“Congress has incentivized the use of renewable, alternative energy sources by providing tax benefits to taxpayers who produce electricity at or invest in qualifying energy property. Eligibility for these benefits often turns in part on the year the energy property is ‘placed in service,’ which the Treasury Department has construed to include when the property is ‘placed in a condition or state of readiness and availability for a specifically assigned function.’ In fact, the availability of over a dozen federal tax benefits is dictated by placed-in-service date, as are other tax consequences.”

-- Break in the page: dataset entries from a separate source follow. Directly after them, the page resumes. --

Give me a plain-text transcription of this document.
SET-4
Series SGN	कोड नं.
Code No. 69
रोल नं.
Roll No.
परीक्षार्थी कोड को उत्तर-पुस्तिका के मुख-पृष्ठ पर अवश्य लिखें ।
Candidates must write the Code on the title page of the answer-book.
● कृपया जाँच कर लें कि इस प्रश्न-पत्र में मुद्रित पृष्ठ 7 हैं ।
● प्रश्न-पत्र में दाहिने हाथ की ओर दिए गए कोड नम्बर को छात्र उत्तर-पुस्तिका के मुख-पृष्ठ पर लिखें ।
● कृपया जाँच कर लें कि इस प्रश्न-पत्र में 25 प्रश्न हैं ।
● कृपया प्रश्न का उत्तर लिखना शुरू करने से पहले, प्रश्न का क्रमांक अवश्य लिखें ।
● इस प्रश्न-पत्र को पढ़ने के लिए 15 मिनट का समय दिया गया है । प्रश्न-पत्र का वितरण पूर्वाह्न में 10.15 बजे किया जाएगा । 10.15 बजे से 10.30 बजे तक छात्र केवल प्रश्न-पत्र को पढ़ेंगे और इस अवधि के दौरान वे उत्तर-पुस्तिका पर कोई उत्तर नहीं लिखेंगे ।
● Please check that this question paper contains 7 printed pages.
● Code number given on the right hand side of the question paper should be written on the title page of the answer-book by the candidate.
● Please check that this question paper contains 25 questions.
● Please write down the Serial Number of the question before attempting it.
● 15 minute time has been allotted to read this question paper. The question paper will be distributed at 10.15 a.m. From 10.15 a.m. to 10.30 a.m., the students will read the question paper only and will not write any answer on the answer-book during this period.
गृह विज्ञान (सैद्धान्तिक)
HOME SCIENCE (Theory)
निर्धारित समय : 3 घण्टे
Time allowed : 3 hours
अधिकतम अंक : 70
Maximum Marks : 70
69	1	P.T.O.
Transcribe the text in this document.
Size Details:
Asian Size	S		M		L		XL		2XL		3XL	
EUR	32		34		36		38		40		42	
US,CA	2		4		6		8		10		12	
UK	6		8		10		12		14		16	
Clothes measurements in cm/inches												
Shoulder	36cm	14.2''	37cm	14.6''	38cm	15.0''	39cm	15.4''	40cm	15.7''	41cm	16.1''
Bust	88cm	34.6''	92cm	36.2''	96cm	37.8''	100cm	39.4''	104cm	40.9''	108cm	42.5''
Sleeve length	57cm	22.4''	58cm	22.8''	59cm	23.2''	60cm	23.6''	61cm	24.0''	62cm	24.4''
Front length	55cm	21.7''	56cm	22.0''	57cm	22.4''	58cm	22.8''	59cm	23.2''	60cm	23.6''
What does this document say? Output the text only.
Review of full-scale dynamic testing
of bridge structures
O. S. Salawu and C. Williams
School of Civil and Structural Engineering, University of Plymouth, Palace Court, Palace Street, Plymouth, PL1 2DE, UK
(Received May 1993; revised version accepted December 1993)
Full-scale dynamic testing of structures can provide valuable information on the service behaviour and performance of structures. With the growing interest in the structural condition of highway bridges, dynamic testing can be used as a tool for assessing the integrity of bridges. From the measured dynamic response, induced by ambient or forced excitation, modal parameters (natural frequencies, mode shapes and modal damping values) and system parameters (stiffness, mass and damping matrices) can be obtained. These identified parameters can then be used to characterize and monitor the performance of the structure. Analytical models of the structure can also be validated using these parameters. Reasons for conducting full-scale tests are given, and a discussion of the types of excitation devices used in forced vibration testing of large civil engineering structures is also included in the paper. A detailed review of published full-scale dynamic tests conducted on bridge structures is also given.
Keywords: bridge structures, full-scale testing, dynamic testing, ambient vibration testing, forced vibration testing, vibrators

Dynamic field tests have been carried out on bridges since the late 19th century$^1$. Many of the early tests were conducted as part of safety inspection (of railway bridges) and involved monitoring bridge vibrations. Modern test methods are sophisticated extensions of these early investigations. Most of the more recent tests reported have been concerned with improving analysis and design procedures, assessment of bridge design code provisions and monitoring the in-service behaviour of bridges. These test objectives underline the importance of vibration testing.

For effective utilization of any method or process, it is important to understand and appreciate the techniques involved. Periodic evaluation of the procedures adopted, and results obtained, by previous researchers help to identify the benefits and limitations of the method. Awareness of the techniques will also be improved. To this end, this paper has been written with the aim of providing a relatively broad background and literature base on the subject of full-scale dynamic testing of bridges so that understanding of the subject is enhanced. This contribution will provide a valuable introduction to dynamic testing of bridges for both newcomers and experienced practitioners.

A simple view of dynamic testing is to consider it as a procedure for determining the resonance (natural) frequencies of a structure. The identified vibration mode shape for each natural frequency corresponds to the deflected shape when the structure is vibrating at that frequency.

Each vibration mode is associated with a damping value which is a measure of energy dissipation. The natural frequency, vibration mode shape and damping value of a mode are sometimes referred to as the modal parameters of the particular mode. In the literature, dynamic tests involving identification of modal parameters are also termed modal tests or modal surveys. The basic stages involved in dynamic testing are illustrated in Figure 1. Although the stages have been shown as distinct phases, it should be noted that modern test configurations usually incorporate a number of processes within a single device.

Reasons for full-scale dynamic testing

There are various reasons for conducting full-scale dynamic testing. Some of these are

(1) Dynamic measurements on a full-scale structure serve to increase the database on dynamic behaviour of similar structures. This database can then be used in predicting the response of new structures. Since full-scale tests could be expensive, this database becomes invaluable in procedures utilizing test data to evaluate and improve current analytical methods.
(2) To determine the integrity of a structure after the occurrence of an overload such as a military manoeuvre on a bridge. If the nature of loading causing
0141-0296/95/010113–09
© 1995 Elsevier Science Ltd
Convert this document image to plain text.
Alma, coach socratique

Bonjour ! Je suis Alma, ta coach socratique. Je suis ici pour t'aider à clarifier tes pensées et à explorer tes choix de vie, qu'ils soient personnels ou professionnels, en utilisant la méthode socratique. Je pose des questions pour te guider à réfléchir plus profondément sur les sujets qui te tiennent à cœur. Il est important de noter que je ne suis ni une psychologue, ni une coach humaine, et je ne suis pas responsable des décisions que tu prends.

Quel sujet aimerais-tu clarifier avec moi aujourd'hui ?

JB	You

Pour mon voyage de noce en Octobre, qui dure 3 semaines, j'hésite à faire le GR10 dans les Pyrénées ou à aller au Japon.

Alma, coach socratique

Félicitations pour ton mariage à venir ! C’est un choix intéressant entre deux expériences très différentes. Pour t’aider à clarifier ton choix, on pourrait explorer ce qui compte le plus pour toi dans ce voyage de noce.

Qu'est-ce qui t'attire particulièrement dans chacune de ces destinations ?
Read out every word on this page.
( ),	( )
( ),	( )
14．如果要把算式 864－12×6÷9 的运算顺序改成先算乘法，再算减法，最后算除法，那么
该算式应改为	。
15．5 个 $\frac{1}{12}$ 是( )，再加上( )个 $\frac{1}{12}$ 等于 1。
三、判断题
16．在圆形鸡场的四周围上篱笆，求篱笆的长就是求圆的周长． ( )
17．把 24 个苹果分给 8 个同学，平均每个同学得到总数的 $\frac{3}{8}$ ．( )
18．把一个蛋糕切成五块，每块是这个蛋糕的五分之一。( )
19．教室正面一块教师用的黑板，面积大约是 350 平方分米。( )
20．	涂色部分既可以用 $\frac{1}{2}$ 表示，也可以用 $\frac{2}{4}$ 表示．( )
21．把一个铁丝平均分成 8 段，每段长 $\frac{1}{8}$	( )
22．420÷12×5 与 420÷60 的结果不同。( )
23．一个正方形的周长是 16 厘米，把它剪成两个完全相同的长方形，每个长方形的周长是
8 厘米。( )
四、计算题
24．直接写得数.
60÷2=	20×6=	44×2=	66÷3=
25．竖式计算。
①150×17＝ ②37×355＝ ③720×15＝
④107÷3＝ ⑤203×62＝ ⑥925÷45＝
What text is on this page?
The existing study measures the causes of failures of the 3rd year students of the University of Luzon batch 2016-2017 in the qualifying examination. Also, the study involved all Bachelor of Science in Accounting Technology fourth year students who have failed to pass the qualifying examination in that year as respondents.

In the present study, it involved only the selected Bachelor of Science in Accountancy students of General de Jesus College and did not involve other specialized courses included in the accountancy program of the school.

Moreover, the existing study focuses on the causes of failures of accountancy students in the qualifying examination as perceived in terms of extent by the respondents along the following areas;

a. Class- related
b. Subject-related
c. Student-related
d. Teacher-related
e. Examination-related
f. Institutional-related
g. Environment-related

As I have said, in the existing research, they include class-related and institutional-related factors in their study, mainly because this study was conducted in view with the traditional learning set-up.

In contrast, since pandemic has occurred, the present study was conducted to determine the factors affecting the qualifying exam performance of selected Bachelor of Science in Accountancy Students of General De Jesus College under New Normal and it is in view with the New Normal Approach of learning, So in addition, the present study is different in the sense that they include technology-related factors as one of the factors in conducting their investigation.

“Petitioners here own two biomass electrical generation facilities that qualify for tax incentive payments under Section 1603 of the American Recovery and Reinvestment Act of 2009 if they were ‘placed in service’ between 2009 and 2011. The Government claims the facilities were ‘placed in service’ in 2008 because they produced and sold some electricity that year. But in 2008, they undisputedly were producing far less electricity than their contracts set as capacity thresholds and were incapable of operating without very significant noncompliance with environmental laws. Yet the Federal Circuit held that such a facility could still be considered ‘placed in service’ under federal law.”
“The question presented is:”
“Whether an energy facility is ‘placed in service’ within the meaning of federal law whenever it can produce and sell some electricity without regard for the level of operation and compliance with laws, as held by the court below in joining the Fifth Circuit, or only after it can produce and sell electricity as intended on a fairly consistent basis, as held by the Eighth Circuit.”